Thomas Friedman offers a worrisome perspective that the tone of political discourse in this country resembles that in Israel just prior to the assassination of Prime Minister Yitzhak Rabin. Eric Boehlert sees a parallel in the prelude to the assassination of John F. Kennedy. Gore Vidal predicts a dictatorship soon. Newsmax posted, then withdrew–and dismissed as an uncompensated blog posting–a column (text preserved here) suggesting that “patriotic general and flag officers [may] sit down with the president, or with those who control him, and work out the national equivalent of a ‘family intervention,’ with some form of limited, shared responsibility.”

In abstract, it is difficult to say whether such talk increases or decreases the risk that an assassination or a bloodless coup will occur. It might be seen as a trial balloon. If the hysteria in the country is loud enough that moderate and opposition voices appear to be drowned out, plotters may evaluate their opposition as insufficient, and may decide to proceed. On the other hand, if the mainstream media reacts with alarm to the possibility of a coup or an assassination, if more besides Friedman object, plotters may let discretion get the better part of valor.

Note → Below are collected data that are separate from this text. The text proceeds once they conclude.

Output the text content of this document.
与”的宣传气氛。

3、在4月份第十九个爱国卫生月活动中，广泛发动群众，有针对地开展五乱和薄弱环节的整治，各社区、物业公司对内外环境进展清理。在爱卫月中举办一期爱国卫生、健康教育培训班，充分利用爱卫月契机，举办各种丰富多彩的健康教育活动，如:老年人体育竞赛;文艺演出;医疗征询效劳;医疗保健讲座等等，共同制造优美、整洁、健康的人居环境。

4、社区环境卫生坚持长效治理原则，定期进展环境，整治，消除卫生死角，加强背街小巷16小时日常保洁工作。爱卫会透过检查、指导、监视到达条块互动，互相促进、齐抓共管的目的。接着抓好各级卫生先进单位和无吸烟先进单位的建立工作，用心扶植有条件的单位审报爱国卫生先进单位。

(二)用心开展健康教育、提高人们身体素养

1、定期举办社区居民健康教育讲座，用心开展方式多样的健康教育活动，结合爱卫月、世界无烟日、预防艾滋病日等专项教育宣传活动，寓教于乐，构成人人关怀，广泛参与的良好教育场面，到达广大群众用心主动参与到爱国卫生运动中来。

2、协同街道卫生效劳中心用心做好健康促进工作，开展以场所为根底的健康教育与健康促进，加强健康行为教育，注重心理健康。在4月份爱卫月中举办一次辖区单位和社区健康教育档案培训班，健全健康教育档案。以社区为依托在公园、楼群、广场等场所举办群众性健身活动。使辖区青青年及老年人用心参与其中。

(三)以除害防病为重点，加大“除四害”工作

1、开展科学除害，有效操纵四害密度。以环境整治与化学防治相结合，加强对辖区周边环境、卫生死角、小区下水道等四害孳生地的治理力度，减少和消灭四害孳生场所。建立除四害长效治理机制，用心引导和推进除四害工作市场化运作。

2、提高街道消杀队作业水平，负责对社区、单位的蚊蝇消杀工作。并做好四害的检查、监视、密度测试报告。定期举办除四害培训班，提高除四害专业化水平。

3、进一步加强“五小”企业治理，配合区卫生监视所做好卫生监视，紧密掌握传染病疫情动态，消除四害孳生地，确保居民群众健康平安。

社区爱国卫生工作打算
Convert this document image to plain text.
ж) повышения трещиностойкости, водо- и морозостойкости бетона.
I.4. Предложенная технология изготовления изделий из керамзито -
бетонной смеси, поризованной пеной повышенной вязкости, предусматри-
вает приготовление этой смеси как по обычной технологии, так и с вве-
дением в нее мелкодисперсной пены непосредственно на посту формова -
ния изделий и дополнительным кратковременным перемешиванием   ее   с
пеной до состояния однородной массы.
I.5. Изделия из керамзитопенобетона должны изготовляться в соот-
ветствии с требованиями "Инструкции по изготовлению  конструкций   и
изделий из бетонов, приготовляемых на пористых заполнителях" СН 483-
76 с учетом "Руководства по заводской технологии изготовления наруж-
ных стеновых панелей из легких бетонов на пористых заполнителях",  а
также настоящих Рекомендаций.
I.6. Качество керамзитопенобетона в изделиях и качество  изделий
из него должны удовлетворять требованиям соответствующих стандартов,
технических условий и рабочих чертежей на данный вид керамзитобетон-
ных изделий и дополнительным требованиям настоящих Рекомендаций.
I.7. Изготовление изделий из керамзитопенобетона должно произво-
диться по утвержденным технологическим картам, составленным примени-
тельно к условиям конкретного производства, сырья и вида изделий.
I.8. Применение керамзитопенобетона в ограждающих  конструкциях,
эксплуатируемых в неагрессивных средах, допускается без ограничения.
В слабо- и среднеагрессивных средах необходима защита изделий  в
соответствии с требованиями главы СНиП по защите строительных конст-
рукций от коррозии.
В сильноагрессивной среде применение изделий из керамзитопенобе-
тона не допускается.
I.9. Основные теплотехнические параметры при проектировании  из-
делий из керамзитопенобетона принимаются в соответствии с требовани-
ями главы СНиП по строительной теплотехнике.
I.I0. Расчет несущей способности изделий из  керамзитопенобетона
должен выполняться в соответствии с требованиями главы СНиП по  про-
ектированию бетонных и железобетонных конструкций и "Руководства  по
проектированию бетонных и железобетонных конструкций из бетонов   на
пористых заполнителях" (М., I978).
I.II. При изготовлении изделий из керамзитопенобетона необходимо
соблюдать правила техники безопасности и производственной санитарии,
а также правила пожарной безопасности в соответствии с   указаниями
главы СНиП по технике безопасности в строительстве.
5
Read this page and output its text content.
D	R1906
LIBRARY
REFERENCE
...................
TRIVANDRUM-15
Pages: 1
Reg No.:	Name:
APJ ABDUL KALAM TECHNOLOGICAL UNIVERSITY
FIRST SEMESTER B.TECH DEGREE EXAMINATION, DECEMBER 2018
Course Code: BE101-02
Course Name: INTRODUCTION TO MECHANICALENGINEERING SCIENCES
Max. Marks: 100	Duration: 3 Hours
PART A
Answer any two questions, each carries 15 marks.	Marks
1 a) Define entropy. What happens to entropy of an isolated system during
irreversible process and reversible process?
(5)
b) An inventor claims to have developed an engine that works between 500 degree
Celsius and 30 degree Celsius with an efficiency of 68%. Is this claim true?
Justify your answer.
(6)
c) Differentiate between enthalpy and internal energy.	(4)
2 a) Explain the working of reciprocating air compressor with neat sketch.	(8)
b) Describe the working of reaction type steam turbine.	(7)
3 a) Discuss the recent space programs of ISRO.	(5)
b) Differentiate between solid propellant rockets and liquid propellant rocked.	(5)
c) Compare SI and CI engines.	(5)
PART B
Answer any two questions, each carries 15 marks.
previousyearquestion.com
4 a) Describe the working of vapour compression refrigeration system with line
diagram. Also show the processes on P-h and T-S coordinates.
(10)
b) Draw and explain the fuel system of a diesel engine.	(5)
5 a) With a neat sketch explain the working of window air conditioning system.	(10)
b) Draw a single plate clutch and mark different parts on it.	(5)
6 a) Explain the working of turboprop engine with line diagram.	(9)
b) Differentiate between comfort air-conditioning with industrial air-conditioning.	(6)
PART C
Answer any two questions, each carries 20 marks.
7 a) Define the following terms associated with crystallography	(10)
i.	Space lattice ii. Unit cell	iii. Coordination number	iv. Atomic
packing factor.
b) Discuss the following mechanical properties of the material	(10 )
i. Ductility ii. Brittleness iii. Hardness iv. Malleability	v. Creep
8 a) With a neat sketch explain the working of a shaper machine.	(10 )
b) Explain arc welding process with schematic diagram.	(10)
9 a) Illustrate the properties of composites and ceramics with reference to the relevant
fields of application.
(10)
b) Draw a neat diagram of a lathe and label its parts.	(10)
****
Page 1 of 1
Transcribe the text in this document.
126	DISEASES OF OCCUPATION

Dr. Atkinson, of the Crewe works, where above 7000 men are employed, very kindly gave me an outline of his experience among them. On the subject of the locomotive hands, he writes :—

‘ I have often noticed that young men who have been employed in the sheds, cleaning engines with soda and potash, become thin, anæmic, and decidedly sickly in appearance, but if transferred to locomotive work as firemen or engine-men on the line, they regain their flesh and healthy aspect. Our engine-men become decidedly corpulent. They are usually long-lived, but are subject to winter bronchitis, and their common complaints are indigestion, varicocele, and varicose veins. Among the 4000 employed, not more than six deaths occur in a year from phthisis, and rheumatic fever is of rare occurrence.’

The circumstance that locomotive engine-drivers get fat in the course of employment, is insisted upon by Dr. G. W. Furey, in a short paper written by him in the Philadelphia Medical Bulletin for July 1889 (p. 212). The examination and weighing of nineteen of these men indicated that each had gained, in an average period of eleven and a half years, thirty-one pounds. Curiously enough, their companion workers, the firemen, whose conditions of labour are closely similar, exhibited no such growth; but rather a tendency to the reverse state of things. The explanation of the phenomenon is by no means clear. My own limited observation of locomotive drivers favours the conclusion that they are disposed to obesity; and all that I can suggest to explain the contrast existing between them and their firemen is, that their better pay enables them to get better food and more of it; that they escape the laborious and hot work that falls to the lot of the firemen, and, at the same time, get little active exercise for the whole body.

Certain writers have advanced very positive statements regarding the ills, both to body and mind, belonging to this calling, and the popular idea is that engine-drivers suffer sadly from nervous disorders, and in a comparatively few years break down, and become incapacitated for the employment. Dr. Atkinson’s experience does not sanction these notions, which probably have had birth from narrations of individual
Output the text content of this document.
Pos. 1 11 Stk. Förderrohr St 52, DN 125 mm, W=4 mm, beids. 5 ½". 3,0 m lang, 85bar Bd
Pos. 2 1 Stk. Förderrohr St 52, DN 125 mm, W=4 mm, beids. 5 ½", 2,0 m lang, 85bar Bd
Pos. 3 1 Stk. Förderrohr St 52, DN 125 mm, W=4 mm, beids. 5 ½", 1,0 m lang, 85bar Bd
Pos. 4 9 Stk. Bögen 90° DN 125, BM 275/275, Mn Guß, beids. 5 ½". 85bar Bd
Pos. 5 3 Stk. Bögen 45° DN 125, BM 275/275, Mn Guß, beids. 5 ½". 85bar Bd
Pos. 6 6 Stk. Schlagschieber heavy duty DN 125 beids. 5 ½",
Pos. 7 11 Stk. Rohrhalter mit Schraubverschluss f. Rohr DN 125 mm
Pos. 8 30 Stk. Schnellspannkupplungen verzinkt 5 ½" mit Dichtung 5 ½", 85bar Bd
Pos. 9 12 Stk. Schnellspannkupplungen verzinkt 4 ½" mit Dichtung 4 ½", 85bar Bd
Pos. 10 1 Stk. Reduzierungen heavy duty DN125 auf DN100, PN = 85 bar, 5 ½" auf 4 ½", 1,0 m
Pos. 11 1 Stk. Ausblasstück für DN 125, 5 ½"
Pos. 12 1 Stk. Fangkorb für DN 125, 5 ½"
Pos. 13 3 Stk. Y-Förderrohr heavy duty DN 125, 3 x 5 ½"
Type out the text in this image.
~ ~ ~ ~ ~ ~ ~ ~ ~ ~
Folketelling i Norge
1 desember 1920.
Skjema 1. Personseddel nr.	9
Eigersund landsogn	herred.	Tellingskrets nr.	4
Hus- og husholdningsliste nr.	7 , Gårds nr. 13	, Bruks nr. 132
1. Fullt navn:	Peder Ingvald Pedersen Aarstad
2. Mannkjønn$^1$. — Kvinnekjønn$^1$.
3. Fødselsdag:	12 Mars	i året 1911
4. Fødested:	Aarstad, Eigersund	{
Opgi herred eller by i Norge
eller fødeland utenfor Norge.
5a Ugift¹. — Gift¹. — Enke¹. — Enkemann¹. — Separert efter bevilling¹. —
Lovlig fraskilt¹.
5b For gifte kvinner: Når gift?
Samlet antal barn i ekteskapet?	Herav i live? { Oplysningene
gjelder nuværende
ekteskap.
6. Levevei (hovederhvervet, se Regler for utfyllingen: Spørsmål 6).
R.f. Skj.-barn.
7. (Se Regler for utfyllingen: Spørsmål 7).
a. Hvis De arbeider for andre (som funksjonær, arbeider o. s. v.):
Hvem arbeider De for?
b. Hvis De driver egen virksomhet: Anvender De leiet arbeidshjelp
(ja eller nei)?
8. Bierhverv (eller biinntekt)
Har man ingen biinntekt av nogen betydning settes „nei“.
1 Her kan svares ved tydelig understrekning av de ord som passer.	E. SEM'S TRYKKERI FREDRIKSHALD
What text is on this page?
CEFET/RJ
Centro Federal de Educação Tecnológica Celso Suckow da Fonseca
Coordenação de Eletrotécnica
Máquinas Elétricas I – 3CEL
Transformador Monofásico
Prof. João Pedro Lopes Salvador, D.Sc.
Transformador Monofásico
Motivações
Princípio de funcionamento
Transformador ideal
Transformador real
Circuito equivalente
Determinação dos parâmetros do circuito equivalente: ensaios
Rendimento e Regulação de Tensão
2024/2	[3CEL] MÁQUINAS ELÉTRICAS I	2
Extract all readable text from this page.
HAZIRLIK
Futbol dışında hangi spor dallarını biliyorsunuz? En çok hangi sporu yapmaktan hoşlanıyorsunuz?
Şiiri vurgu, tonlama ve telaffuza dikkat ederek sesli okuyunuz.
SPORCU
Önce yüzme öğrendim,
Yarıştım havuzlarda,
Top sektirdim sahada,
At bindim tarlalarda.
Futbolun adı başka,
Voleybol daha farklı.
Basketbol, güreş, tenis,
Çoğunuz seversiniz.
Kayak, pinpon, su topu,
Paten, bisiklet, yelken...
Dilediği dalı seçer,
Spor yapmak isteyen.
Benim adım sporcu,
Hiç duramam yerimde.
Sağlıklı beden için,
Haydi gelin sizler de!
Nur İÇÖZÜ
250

It is worth noting that Defense Department lawyers representing detainees at Guantanamo Bay mounted the only effective opposition to George W. Bush (president “43”) administration policy. Even now, the Patriot Act appears likely to be renewed with weak civil liberties protections. Al Franken felt he had to read the Fourth Amendment to a Justice Department official. Courts express reluctance to enforce law against intelligence agencies. The civilian government is dysfunctional, dramatically failing even to pass meaningful health care reform that a near two-thirds majority of the population supports. Friedman suggests that “George H.W. Bush, president ’41,’ [may] be remembered as our last ‘legitimate’ president” and argues, “We can’t go 24 years without a legitimate president — not without being swamped by the problems that we will end up postponing because we can’t address them rationally.”

A coup or an assassination will not resolve deep divisions in the U.S. electorate which appear simplistically along regional lines with the South against the rest of the country but are probably more nuanced with liberal parts of the country concentrated in high population counties and conservative areas dispersed over wide swathes of suburban and rural parts of the country. Even a dissolution of the United States would only move the acrimony to more local levels. But a coup or assassination might satisfy right wing nut jobs.